II- Não sendo de conhecimento oficioso, a nulidade da al. b) do n. 1 do art. 668 do CPC so pode ser conhecida quando arguida, o que não ocorre quando o recorrente, embora aludindo a falta de fundamentação do aresto recorrido, dai parte tão-so para convencer de que não se verificam os pressupostos em que assentou o mesmo aresto e para pedir que, enfermando assim de violação de lei reguladora desses pressupostos, a decisão seja revogada.

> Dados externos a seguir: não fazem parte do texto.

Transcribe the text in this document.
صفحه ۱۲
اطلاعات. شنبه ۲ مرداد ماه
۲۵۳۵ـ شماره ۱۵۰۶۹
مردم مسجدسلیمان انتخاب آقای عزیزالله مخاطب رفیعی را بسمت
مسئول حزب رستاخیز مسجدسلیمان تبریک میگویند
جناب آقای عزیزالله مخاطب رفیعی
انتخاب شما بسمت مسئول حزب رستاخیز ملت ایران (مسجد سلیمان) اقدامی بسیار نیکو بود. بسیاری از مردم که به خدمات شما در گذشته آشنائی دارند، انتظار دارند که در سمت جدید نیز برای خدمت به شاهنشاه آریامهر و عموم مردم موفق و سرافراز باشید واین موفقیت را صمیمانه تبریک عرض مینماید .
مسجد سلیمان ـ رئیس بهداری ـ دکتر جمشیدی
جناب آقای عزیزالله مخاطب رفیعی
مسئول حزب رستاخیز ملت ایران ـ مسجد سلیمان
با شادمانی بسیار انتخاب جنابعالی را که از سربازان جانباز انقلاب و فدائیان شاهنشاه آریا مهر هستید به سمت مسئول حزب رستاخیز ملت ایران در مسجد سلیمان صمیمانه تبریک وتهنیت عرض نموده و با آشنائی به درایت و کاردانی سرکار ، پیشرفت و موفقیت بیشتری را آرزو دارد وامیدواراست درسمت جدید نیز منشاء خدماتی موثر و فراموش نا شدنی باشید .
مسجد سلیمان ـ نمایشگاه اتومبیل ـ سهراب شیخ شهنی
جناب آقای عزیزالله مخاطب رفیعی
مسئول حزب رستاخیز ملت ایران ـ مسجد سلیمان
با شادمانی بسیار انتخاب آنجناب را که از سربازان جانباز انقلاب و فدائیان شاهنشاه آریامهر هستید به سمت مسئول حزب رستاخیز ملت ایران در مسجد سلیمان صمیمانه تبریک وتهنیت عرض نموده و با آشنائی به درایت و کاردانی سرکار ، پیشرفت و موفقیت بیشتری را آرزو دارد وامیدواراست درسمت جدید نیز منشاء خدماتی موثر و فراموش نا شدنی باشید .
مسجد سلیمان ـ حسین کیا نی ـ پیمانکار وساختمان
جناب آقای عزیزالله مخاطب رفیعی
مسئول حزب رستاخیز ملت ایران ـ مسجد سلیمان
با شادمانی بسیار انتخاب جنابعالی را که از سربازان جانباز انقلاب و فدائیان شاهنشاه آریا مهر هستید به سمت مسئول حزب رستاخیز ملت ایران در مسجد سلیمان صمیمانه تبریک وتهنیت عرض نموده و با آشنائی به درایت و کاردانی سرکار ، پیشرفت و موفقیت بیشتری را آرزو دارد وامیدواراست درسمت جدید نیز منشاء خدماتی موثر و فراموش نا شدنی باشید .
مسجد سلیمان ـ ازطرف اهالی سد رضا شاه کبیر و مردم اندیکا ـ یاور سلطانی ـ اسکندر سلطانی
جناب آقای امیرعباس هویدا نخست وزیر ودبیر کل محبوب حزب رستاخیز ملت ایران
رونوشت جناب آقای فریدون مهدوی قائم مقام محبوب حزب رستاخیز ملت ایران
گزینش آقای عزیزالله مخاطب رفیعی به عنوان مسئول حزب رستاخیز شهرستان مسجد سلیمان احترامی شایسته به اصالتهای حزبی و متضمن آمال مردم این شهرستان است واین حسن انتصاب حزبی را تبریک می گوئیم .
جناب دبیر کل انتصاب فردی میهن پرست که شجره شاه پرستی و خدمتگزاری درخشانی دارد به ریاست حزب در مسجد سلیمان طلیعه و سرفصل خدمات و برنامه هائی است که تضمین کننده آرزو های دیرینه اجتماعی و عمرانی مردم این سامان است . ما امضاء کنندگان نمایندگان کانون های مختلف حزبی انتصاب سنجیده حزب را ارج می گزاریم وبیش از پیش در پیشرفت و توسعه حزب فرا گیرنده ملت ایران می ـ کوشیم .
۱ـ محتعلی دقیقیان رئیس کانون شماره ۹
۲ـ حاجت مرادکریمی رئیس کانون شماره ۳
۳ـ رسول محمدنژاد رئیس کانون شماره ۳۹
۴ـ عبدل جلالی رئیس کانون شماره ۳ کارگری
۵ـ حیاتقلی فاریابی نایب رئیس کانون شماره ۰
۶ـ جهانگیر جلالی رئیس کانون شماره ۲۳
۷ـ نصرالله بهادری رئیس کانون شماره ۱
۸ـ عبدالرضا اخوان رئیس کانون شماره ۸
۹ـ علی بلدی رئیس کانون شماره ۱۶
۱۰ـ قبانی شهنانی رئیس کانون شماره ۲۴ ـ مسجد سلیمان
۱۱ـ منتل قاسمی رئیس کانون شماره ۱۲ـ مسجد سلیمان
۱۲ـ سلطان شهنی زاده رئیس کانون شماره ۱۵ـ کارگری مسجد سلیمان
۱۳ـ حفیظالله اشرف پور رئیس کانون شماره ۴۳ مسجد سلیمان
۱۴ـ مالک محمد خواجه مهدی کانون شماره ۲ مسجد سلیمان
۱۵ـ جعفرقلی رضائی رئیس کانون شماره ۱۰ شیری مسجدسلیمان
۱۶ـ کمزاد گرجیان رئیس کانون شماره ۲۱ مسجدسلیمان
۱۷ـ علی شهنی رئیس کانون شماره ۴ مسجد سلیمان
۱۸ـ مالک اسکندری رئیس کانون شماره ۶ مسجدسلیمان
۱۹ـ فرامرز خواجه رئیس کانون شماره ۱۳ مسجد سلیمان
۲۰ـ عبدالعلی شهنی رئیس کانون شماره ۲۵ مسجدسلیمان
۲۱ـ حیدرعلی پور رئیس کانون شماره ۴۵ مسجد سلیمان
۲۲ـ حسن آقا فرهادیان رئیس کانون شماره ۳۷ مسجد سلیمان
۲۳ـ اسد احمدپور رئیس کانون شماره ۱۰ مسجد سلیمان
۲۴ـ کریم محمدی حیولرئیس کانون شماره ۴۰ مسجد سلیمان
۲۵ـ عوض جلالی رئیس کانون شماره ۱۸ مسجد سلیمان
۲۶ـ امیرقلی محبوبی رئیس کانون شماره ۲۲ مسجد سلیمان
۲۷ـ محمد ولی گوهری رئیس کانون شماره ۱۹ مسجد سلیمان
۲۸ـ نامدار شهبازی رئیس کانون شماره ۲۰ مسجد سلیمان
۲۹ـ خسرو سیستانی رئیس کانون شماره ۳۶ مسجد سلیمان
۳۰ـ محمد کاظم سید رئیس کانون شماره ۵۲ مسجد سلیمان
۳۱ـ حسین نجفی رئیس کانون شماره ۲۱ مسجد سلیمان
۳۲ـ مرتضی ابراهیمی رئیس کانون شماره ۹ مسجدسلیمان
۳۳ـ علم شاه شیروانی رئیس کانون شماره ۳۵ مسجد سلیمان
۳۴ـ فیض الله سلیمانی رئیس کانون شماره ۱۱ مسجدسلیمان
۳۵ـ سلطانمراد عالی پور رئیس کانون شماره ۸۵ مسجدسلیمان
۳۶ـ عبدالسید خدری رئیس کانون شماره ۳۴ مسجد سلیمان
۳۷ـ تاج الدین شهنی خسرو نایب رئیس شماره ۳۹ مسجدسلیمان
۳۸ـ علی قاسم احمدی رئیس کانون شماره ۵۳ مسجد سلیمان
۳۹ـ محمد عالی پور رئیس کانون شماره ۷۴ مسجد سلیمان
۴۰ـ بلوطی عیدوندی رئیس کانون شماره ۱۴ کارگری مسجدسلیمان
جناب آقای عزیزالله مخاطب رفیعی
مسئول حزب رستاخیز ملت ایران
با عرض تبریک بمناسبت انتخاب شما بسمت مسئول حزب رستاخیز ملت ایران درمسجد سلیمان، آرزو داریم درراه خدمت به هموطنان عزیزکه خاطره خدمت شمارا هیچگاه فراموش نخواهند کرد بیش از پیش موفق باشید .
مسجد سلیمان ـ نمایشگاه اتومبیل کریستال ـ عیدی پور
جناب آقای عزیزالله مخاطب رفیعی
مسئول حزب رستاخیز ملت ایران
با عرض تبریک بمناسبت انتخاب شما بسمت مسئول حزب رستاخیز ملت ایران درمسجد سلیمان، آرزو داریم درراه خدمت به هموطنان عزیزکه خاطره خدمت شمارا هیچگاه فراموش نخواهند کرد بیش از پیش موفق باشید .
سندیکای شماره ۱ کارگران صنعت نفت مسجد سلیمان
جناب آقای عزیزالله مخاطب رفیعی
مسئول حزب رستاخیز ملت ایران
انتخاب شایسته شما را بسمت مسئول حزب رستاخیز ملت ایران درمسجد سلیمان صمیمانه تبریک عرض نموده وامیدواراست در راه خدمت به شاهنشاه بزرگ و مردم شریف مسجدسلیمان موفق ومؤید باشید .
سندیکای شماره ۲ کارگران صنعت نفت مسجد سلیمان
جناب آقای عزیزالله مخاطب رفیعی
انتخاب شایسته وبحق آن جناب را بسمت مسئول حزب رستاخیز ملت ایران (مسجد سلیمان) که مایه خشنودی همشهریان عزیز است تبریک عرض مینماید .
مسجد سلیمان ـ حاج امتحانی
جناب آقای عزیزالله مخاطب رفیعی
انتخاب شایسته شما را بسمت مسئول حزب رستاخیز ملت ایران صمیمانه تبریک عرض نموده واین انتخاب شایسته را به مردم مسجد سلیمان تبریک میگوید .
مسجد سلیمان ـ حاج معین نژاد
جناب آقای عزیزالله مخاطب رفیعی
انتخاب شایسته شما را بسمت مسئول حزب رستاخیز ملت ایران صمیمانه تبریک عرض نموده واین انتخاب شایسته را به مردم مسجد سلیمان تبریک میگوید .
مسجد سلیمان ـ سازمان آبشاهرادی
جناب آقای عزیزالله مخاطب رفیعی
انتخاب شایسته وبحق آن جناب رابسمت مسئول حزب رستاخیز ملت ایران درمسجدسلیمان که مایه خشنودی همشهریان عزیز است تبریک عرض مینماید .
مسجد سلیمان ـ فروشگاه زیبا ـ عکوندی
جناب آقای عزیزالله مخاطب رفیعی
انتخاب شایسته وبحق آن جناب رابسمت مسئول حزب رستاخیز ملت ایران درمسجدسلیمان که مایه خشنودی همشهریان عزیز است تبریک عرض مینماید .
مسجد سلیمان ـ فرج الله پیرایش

III- A apensação de recursos pendentes, ao abrigo do art. 39, n. 2, da Lei de Processo, e função de as respectivas decisões dependerem cumulativa e essencialmente da apreciação dos mesmos factos e da aplicação das mesmas regras de direito.
IV- Não e de ordenar a apensação de recursos quando a apreciação dos actos neles impugnados depende essencialmente, num deles, da consideração do art. 19 do Dec.-Lei 468/71, de 5-11 (dominio publico hidrico) e, no outro, do regime previsto no Dec.-Lei 845/76, de 11-12 (Codigo das Expropriações).